People with chronic illnesses often suffer from identity-loss. Empirical research concerning patients with chronic fatigue syndrome (CFS) or fibromyalgia has not, however, adequately addressed the consequences of these illnesses for identity.
The aim of this article is to describe how women with CFS and fibromyalgia create new concepts of identity after the onset of illness, and how they come to terms with their newly arisen identities. I aim to illuminate the biographical work done by these individuals, which includes a re-evaluation of their former identity and life. This process is illustrated by the following themes: An earlier identity partly lost and coming to terms with a new identity.

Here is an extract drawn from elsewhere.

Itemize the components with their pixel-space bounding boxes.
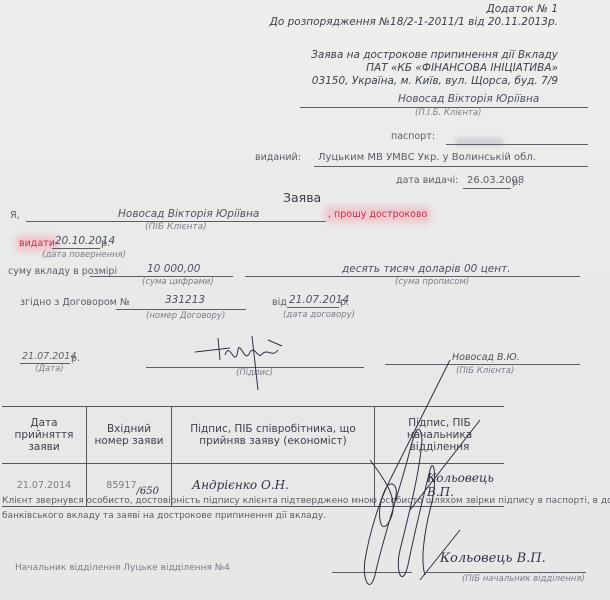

The study is based on interviews with 25 women in Sweden, 12 with the diagnosis of CFS and 13 diagnosed with fibromyalgia. A grounded theory orientated approach was used when collecting and analysing the data.
The main findings are that: (1) the illnesses can involve a radical disruption in the women’s biography that has profound consequences for their identity, particularly in relation to work and social life, (2) biographical disruptions are partial rather than total, calling for different degrees of identity transformation, (3) many of the women also experience illness gains in relation to the new identity.
Thus, the biographical disruption and illness experience comprised both losses and illness gains that had consequences for identity.